The ban encompasses all registrations of the herbicide dimethyl tetrachloroterephthalate, also known as DCPA or Dachtal. The weedkiller is used on broccoli, Brussels sprouts, cabbage and onions, and is considered by the EPA to be a risk to pregnant farmworkers and unborn children.
Exposure to Dacthal can cause changes to fetal thyroid hormone levels, leading to low birth weight in addition to impaired brain and motor skill development. EPA found that some pregnant individuals handling DCPA products could be subjected to exposures up to 20 times greater than what the agency has estimated is safe for unborn babies.
“DCPA is so dangerous that it needs to be removed from the market immediately,” Michal Freedhoff, EPA’s assistant administrator for the Office of Chemical Safety and Pollution Prevention, said in a statement. "In this case, pregnant women who may never even know they were exposed could give birth to babies that experience irreversible lifelong health problems."

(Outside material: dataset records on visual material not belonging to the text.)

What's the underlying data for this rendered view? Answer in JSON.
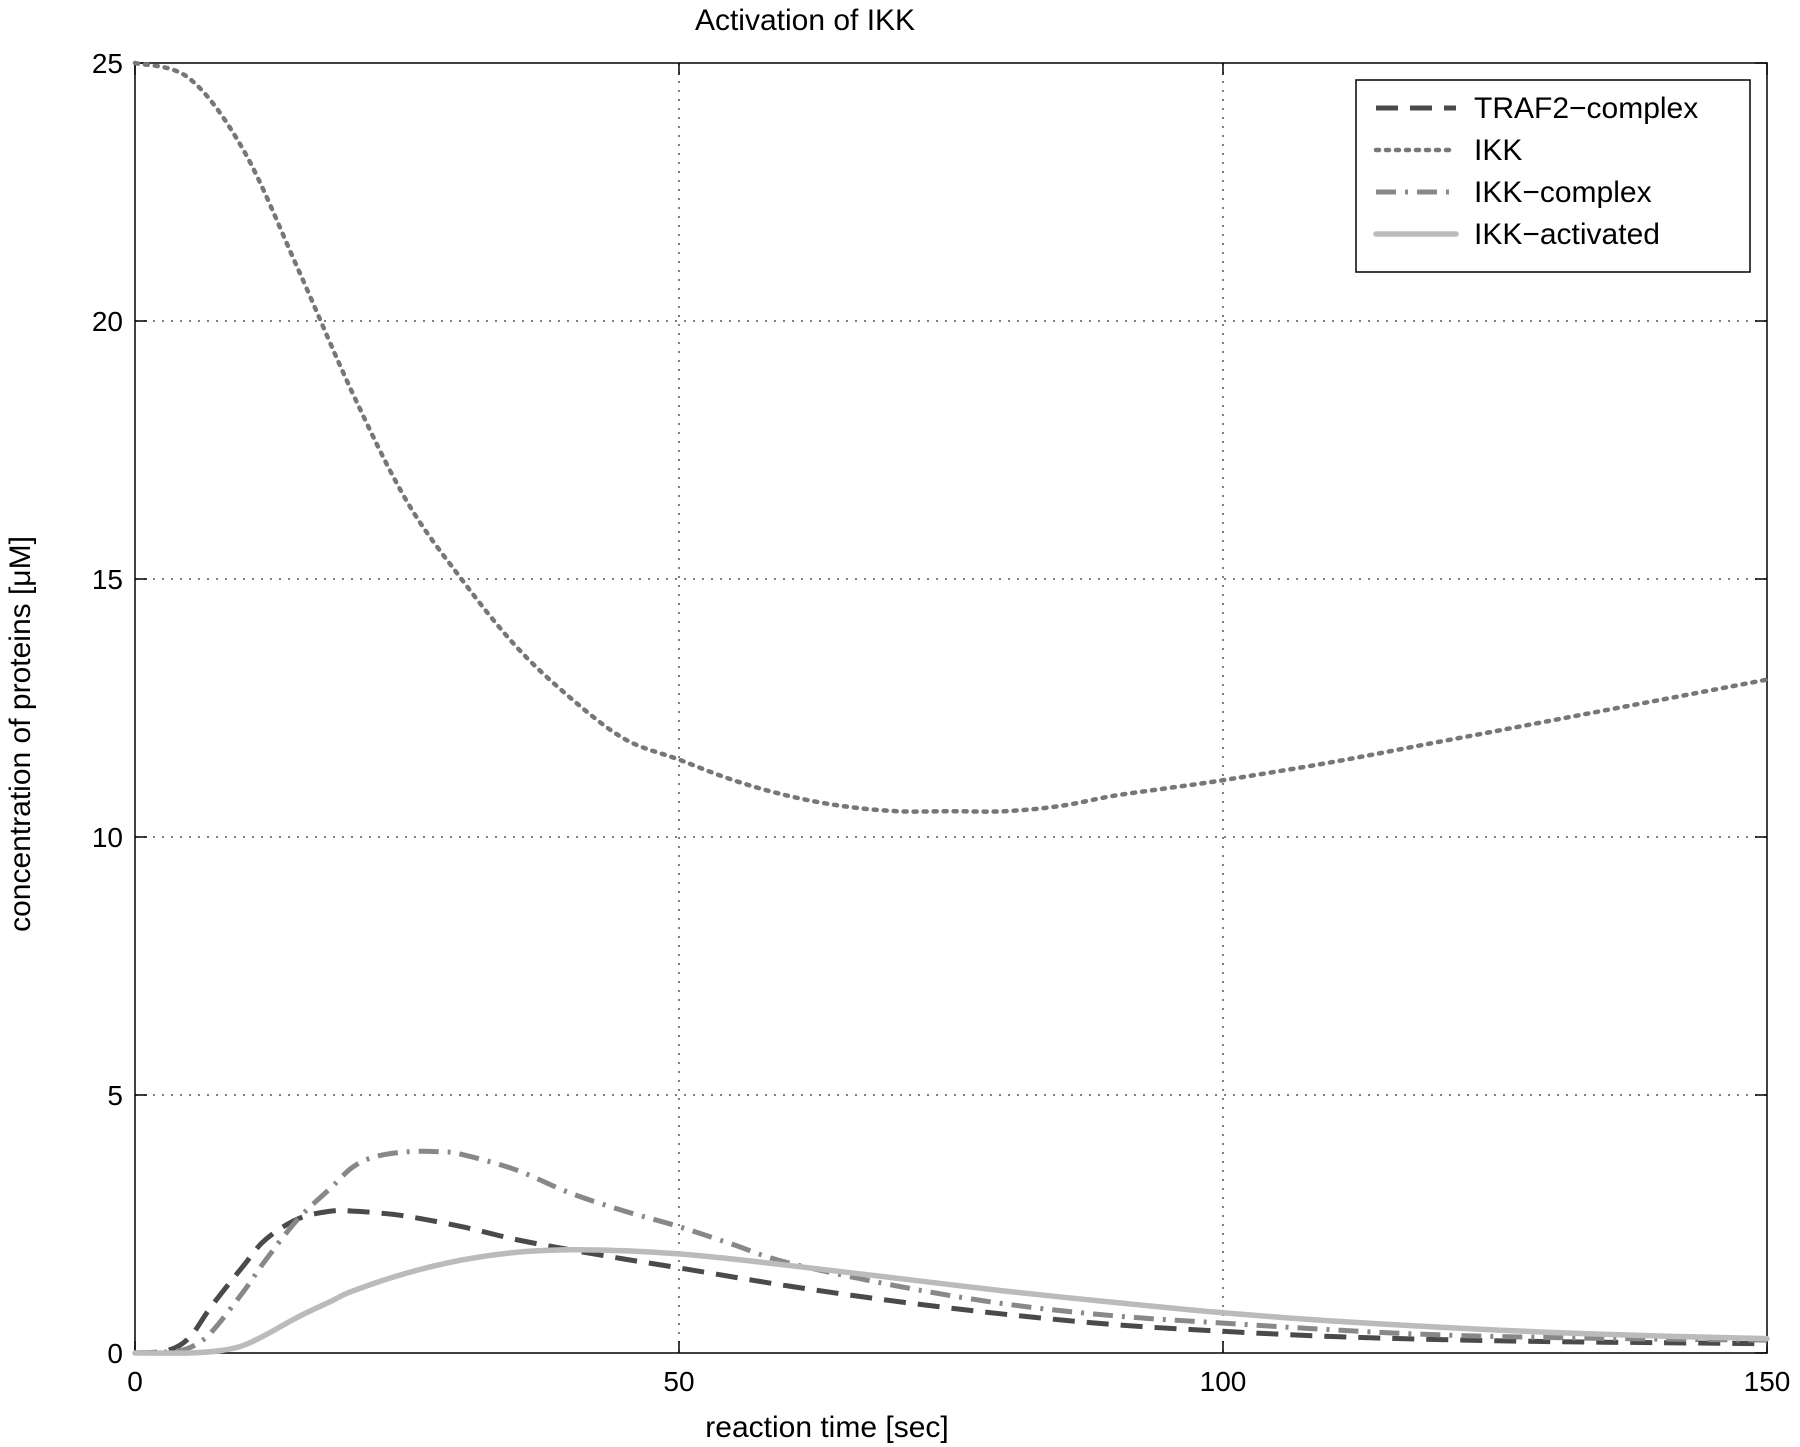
{
  "chart_data": {
    "type": "line",
    "title": "Activation of IKK",
    "xlabel": "reaction time [sec]",
    "ylabel": "concentration of proteins [μM]",
    "xlim": [
      0,
      150
    ],
    "ylim": [
      0,
      25
    ],
    "x_ticks": [
      0,
      50,
      100,
      150
    ],
    "y_ticks": [
      0,
      5,
      10,
      15,
      20,
      25
    ],
    "grid": true,
    "legend_position": "top-right",
    "series": [
      {
        "name": "TRAF2−complex",
        "style": "dashed",
        "color": "#4a4a4a",
        "x": [
          0,
          3,
          5,
          7,
          10,
          12,
          15,
          18,
          20,
          22,
          25,
          30,
          35,
          40,
          45,
          50,
          60,
          70,
          80,
          90,
          100,
          110,
          120,
          130,
          140,
          150
        ],
        "y": [
          0,
          0.05,
          0.3,
          0.9,
          1.7,
          2.2,
          2.6,
          2.75,
          2.75,
          2.72,
          2.65,
          2.45,
          2.2,
          2.0,
          1.82,
          1.65,
          1.3,
          1.0,
          0.75,
          0.55,
          0.42,
          0.32,
          0.26,
          0.22,
          0.2,
          0.18
        ]
      },
      {
        "name": "IKK",
        "style": "dotted",
        "color": "#777777",
        "x": [
          0,
          5,
          10,
          15,
          20,
          25,
          30,
          35,
          40,
          45,
          50,
          55,
          60,
          65,
          70,
          75,
          80,
          85,
          90,
          95,
          100,
          110,
          120,
          130,
          140,
          150
        ],
        "y": [
          25,
          24.7,
          23.3,
          21.0,
          18.6,
          16.5,
          15.0,
          13.7,
          12.7,
          11.9,
          11.5,
          11.1,
          10.8,
          10.6,
          10.5,
          10.5,
          10.5,
          10.6,
          10.8,
          10.95,
          11.1,
          11.45,
          11.85,
          12.25,
          12.65,
          13.05
        ]
      },
      {
        "name": "IKK−complex",
        "style": "dashdot",
        "color": "#888888",
        "x": [
          0,
          3,
          5,
          7,
          10,
          12,
          15,
          18,
          20,
          22,
          25,
          28,
          30,
          35,
          40,
          45,
          50,
          55,
          60,
          70,
          80,
          90,
          100,
          110,
          120,
          130,
          140,
          150
        ],
        "y": [
          0,
          0.02,
          0.1,
          0.4,
          1.2,
          1.8,
          2.6,
          3.2,
          3.6,
          3.8,
          3.9,
          3.9,
          3.85,
          3.55,
          3.1,
          2.75,
          2.45,
          2.1,
          1.75,
          1.3,
          0.95,
          0.72,
          0.58,
          0.45,
          0.35,
          0.3,
          0.27,
          0.25
        ]
      },
      {
        "name": "IKK−activated",
        "style": "solid",
        "color": "#bbbbbb",
        "x": [
          0,
          5,
          8,
          10,
          12,
          15,
          18,
          20,
          25,
          30,
          35,
          40,
          45,
          50,
          55,
          60,
          70,
          80,
          90,
          100,
          110,
          120,
          130,
          140,
          150
        ],
        "y": [
          0,
          0.0,
          0.05,
          0.15,
          0.35,
          0.7,
          1.0,
          1.2,
          1.55,
          1.8,
          1.95,
          2.0,
          1.98,
          1.92,
          1.82,
          1.7,
          1.45,
          1.2,
          0.98,
          0.78,
          0.62,
          0.5,
          0.4,
          0.33,
          0.28
        ]
      }
    ]
  }
}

The EPA said it will issue a notice to cancel the DCPA products within the next 90 days, a process that can take months if not years. While cancelation proceedings get underway, the agency has also suspended sales of the products effective immediately "due to the serious and imminent harm posed."
The move comes following more than a decade of investigation into DCPA's health effects, an effort that was stalled after the pesticide's sole manufacturer AMVAC Chemical Corporation refused to provide complete data of DCPA's effects on thyroid development. Once the manufacturer submitted thyroid data in 2022 — close to six years past the deadline — the EPA determined that DCPA use and application was linked to health risks even when personal protective equipment and engineering controls are used.
Following EPA's health assessment, AMVAC agreed to stop selling the pesticide for use on turf, though it continued to sell the chemical to agricultural producers. The Environmental Working Group, a consumer watchdog organization, found DCPA on nearly 60% of kale samples tested by the Department of Agriculture, with the pesticide also present on many collard and mustard green samples.
The EPA moved to take further action for DCPA use on farms earlier this year, issuing an unusual warning to farmworkers in April about "serious, permanent, and irreversible health risks" associated with the pesticide. The agency warned that levels of DCPA in a treated field can remain at unsafe levels for 25 days or more, and that spray drift could put pregnant women in surrounding areas at risk.
Environmental and farm groups celebrated the decision, though some noted the agency's ban comes years too late. The European Union banned DCPA in 2009 and the U.S. has classified the pesticide as a possible carcinogen as early as 1995, according to the Environmental Working Group.
“The EPA’s decision to finally suspend DCPA is welcome news, but it’s long overdue,” EWG Senior Toxicologist Alexis Temkin said in a statement. “For years, EWG and other public health advocates have warned about the serious risks the weedkiller poses to farmworkers, pregnant people and other vulnerable populations.”